Not only that, 80-90% of the nerve fibers of the vagus nerve (the longest nerve of the body which interfaces with the parasympathetic [rest-and-digest] control of the heart, lungs, and digestive tract) are responsible for constantly signaling the state of your viscera about to your brain in the form of gut feelings.
When I acted, my best work was when I got out of my head and just trusted. Once, I remember almost leaving my body and watching me perform below. Did my gut, instinct, and gut-brain take over? My intuition tells me so …
Your Immunity Supports all Three
Nature isn’t stupid. And it’s uncannily organized … even in the midst of what seems like chaos.
Is it just a coincidence that most of the immune system resides in the gut? I think not!
And that the gut and its link to the brain are like a feedback loop to the breadth and depth of our emotions. I ALSO think not!
And that stress and lack of self-care in its many aspects lay waste to your gut and … with it … your immune system, intuition, and emotions. And make you then more susceptible to both mental and physical maladies? Well … you know what my answer will be …
We know that the gut houses most of the immune system.
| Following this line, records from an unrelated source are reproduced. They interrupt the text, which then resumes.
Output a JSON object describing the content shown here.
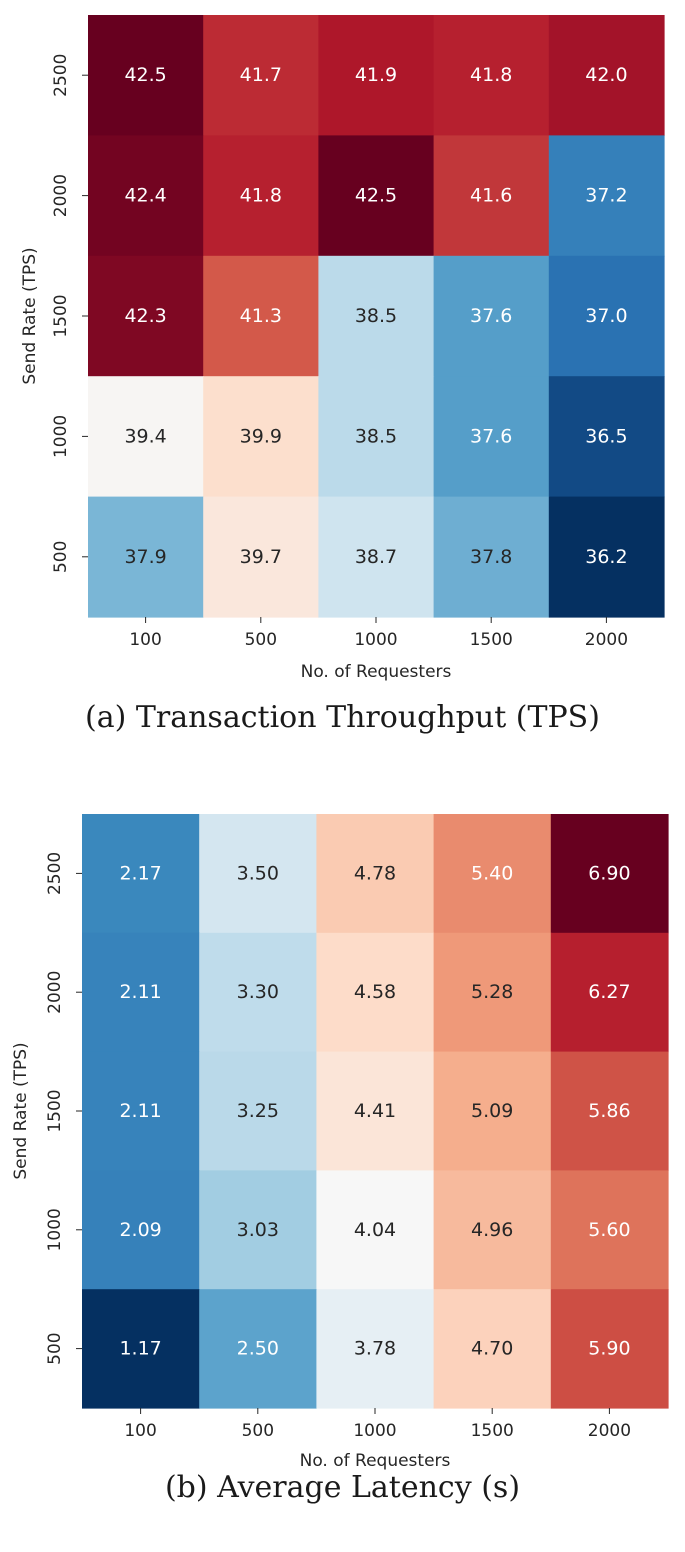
{
  "chart_data": [
    {
      "type": "heatmap",
      "title": "",
      "caption": "(a) Transaction Throughput (TPS)",
      "xlabel": "No. of Requesters",
      "ylabel": "Send Rate (TPS)",
      "x_categories": [
        "100",
        "500",
        "1000",
        "1500",
        "2000"
      ],
      "y_categories": [
        "2500",
        "2000",
        "1500",
        "1000",
        "500"
      ],
      "values": [
        [
          42.5,
          41.7,
          41.9,
          41.8,
          42.0
        ],
        [
          42.4,
          41.8,
          42.5,
          41.6,
          37.2
        ],
        [
          42.3,
          41.3,
          38.5,
          37.6,
          37.0
        ],
        [
          39.4,
          39.9,
          38.5,
          37.6,
          36.5
        ],
        [
          37.9,
          39.7,
          38.7,
          37.8,
          36.2
        ]
      ],
      "value_labels": [
        [
          "42.5",
          "41.7",
          "41.9",
          "41.8",
          "42.0"
        ],
        [
          "42.4",
          "41.8",
          "42.5",
          "41.6",
          "37.2"
        ],
        [
          "42.3",
          "41.3",
          "38.5",
          "37.6",
          "37.0"
        ],
        [
          "39.4",
          "39.9",
          "38.5",
          "37.6",
          "36.5"
        ],
        [
          "37.9",
          "39.7",
          "38.7",
          "37.8",
          "36.2"
        ]
      ],
      "colormap": "RdBu_r",
      "vmin": 36.2,
      "vmax": 42.5
    },
    {
      "type": "heatmap",
      "title": "",
      "caption": "(b) Average Latency (s)",
      "xlabel": "No. of Requesters",
      "ylabel": "Send Rate (TPS)",
      "x_categories": [
        "100",
        "500",
        "1000",
        "1500",
        "2000"
      ],
      "y_categories": [
        "2500",
        "2000",
        "1500",
        "1000",
        "500"
      ],
      "values": [
        [
          2.17,
          3.5,
          4.78,
          5.4,
          6.9
        ],
        [
          2.11,
          3.3,
          4.58,
          5.28,
          6.27
        ],
        [
          2.11,
          3.25,
          4.41,
          5.09,
          5.86
        ],
        [
          2.09,
          3.03,
          4.04,
          4.96,
          5.6
        ],
        [
          1.17,
          2.5,
          3.78,
          4.7,
          5.9
        ]
      ],
      "value_labels": [
        [
          "2.17",
          "3.50",
          "4.78",
          "5.40",
          "6.90"
        ],
        [
          "2.11",
          "3.30",
          "4.58",
          "5.28",
          "6.27"
        ],
        [
          "2.11",
          "3.25",
          "4.41",
          "5.09",
          "5.86"
        ],
        [
          "2.09",
          "3.03",
          "4.04",
          "4.96",
          "5.60"
        ],
        [
          "1.17",
          "2.50",
          "3.78",
          "4.70",
          "5.90"
        ]
      ],
      "colormap": "RdBu_r",
      "vmin": 1.17,
      "vmax": 6.9
    }
  ],
  "colormap_stops": [
    "#053061",
    "#2166ac",
    "#4393c3",
    "#92c5de",
    "#d1e5f0",
    "#f7f7f7",
    "#fddbc7",
    "#f4a582",
    "#d6604d",
    "#b2182b",
    "#67001f"
  ]
}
And that its breakdown may cause stuff to leak into the bloodstream that will activate the immune system.
And, at some point, cause it to go a bit nuts and attack your own tissues. But … because of the diagnosis medical model, as one recent study said, we’ve looked at these things … stress, gut, immunity, brain … all individually.
So it’s time now … possibly in light of all this … that we begin to see everything as interconnected. As the same study encouraged an, “understanding [of] the important role the gut microbiome plays in the modulation of social and affective behaviors, as well as some of the intricate mechanisms by which the microbiome may be communicating with the brain and immune system”.
I think that (and this) says it all …
There are receptors to these molecules in your immune system, in your gut and in your heart. So when you say, ‘I have a gut feeling’ or ‘my heart is sad’ or ‘I am bursting with joy,’ you’re not speaking metaphorically. You’re speaking literally.